Weird as Gould was, when you heard him talk about something he was passionate about, like the Arctic, he was incredibly eloquent. Somewhere I have a videotape of Gould giving a personal tour of Toronto, describing a youthful performance he once gave at the Canadian National Exhibition, which just boggles my mind.

Once I went to Toronto, and I had the opportunity to ride in a limo, and the driver informed me that he had driven Gould around from time to time. I asked him where Gould would go to eat, and he told me that Fran's 24 hour restaurant, near Maple Leaf Gardens was a popular spot he'd haunt in the wee hours. Supposedly the scene of Gould listening to conversations in a truck stop in 22 Short Films About Glenn Gould is actually based on his trips to Fran's, which, by the by, makes amazing waffles and has an assortment of syrups, including a terrific raspberry one.

I also have a hat just like Gould's. But I've said too much already.

Tom Sutpen said...

Nahhhh. I don't think you can say too much about Glenn Gould. He's one of those people who seemed to generate anecdotes without effort, and I doubt there's a person who had even the smallest dealings with him that doesn't carry around some story of his patent eccentricity.

I used to listen to Gould's recordings constantly when I was about 11-12 years old. My public library had an amazingly well-stocked Audio/Visual section and, before I started seriously listening to anything else, I was forever checking out Classical Music LPs and (listen up, Ivan)tapes of old Radio programs . . . okay, I was an unusual kid, I'll admit. Gould was my favorite recording artist for a few years there, but it wasn't until I started reading some of the stories about him which had already become legend . . . his giving up on live performances, for instance, or checking himself into the Toronto Hilton for a few days while his apartment was being painted and staying for five years . . . that I became fascinated.

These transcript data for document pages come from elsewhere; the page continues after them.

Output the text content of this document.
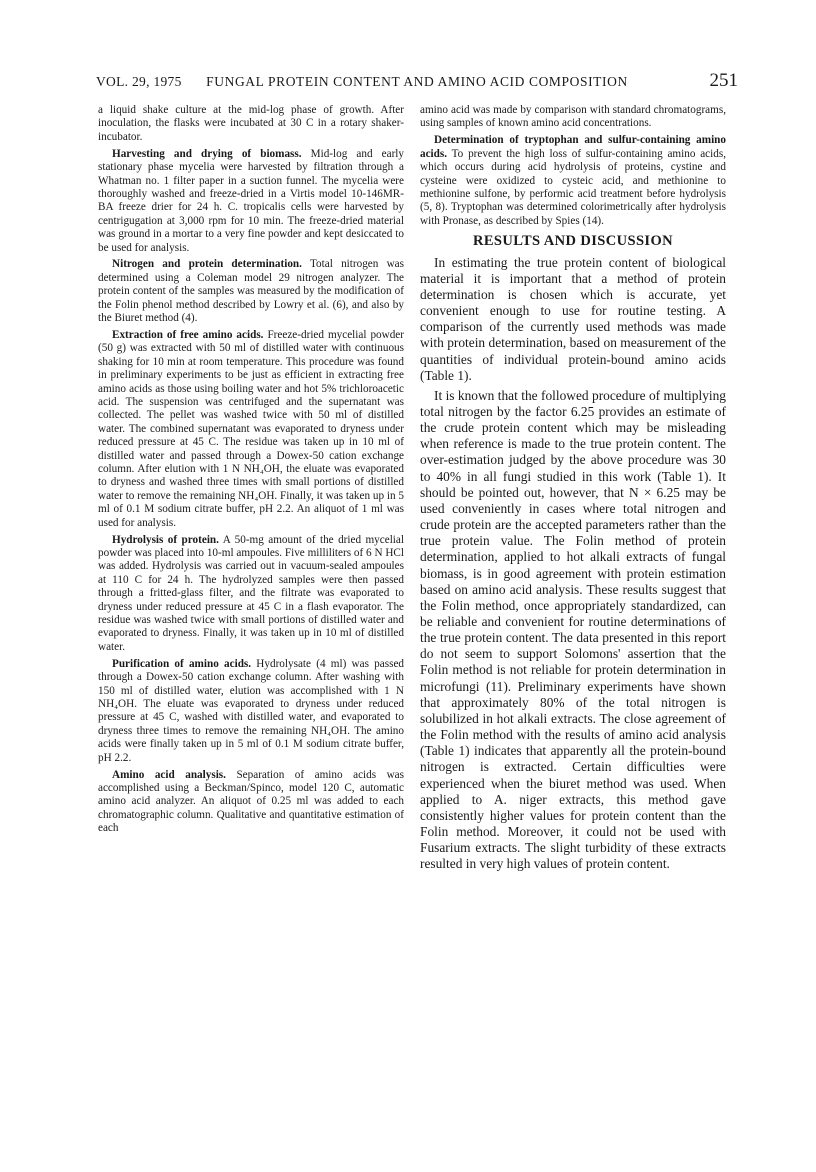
VOL. 29, 1975	FUNGAL PROTEIN CONTENT AND AMINO ACID COMPOSITION	251

a liquid shake culture at the mid-log phase of growth. After inoculation, the flasks were incubated at 30 C in a rotary shaker-incubator.

Harvesting and drying of biomass. Mid-log and early stationary phase mycelia were harvested by filtration through a Whatman no. 1 filter paper in a suction funnel. The mycelia were thoroughly washed and freeze-dried in a Virtis model 10-146MR-BA freeze drier for 24 h. C. tropicalis cells were harvested by centrigugation at 3,000 rpm for 10 min. The freeze-dried material was ground in a mortar to a very fine powder and kept desiccated to be used for analysis.

Nitrogen and protein determination. Total nitrogen was determined using a Coleman model 29 nitrogen analyzer. The protein content of the samples was measured by the modification of the Folin phenol method described by Lowry et al. (6), and also by the Biuret method (4).

Extraction of free amino acids. Freeze-dried mycelial powder (50 g) was extracted with 50 ml of distilled water with continuous shaking for 10 min at room temperature. This procedure was found in preliminary experiments to be just as efficient in extracting free amino acids as those using boiling water and hot 5% trichloroacetic acid. The suspension was centrifuged and the supernatant was collected. The pellet was washed twice with 50 ml of distilled water. The combined supernatant was evaporated to dryness under reduced pressure at 45 C. The residue was taken up in 10 ml of distilled water and passed through a Dowex-50 cation exchange column. After elution with 1 N NH₄OH, the eluate was evaporated to dryness and washed three times with small portions of distilled water to remove the remaining NH₄OH. Finally, it was taken up in 5 ml of 0.1 M sodium citrate buffer, pH 2.2. An aliquot of 1 ml was used for analysis.

Hydrolysis of protein. A 50-mg amount of the dried mycelial powder was placed into 10-ml ampoules. Five milliliters of 6 N HCl was added. Hydrolysis was carried out in vacuum-sealed ampoules at 110 C for 24 h. The hydrolyzed samples were then passed through a fritted-glass filter, and the filtrate was evaporated to dryness under reduced pressure at 45 C in a flash evaporator. The residue was washed twice with small portions of distilled water and evaporated to dryness. Finally, it was taken up in 10 ml of distilled water.

Purification of amino acids. Hydrolysate (4 ml) was passed through a Dowex-50 cation exchange column. After washing with 150 ml of distilled water, elution was accomplished with 1 N NH₄OH. The eluate was evaporated to dryness under reduced pressure at 45 C, washed with distilled water, and evaporated to dryness three times to remove the remaining NH₄OH. The amino acids were finally taken up in 5 ml of 0.1 M sodium citrate buffer, pH 2.2.

Amino acid analysis. Separation of amino acids was accomplished using a Beckman/Spinco, model 120 C, automatic amino acid analyzer. An aliquot of 0.25 ml was added to each chromatographic column. Qualitative and quantitative estimation of each

amino acid was made by comparison with standard chromatograms, using samples of known amino acid concentrations.

Determination of tryptophan and sulfur-containing amino acids. To prevent the high loss of sulfur-containing amino acids, which occurs during acid hydrolysis of proteins, cystine and cysteine were oxidized to cysteic acid, and methionine to methionine sulfone, by performic acid treatment before hydrolysis (5, 8). Tryptophan was determined colorimetrically after hydrolysis with Pronase, as described by Spies (14).

RESULTS AND DISCUSSION

In estimating the true protein content of biological material it is important that a method of protein determination is chosen which is accurate, yet convenient enough to use for routine testing. A comparison of the currently used methods was made with protein determination, based on measurement of the quantities of individual protein-bound amino acids (Table 1).

It is known that the followed procedure of multiplying total nitrogen by the factor 6.25 provides an estimate of the crude protein content which may be misleading when reference is made to the true protein content. The over-estimation judged by the above procedure was 30 to 40% in all fungi studied in this work (Table 1). It should be pointed out, however, that N × 6.25 may be used conveniently in cases where total nitrogen and crude protein are the accepted parameters rather than the true protein value. The Folin method of protein determination, applied to hot alkali extracts of fungal biomass, is in good agreement with protein estimation based on amino acid analysis. These results suggest that the Folin method, once appropriately standardized, can be reliable and convenient for routine determinations of the true protein content. The data presented in this report do not seem to support Solomons' assertion that the Folin method is not reliable for protein determination in microfungi (11). Preliminary experiments have shown that approximately 80% of the total nitrogen is solubilized in hot alkali extracts. The close agreement of the Folin method with the results of amino acid analysis (Table 1) indicates that apparently all the protein-bound nitrogen is extracted. Certain difficulties were experienced when the biuret method was used. When applied to A. niger extracts, this method gave consistently higher values for protein content than the Folin method. Moreover, it could not be used with Fusarium extracts. The slight turbidity of these extracts resulted in very high values of protein content.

I've heard a few of those documentaries he used to do for the CBC (he apparently did dozens of them in his short lifetime), and I was always amazed at their single-mindedness and their completely dispassionate quality. If you didn't know he was one of the premier Pianists of the age, you'd assume he was an Assistant Profesor of something or other supplementing his income By comparison, listen to Leonard Bernstein's "Unanswered Question" lectures and, no matter how many references to other disciplines he hauls in, it's still unmistakably Leonard Bernstein pursuing his obsessions.

I remember how I found out that Glenn Gould died. I was with a couple of friends and idly thumbing through that week's issue of 'Rolling Stone'. When I announced, with a small note of sorrow, what I'd just learned, all they could do was stare. They didn't have a clue who I was talking about.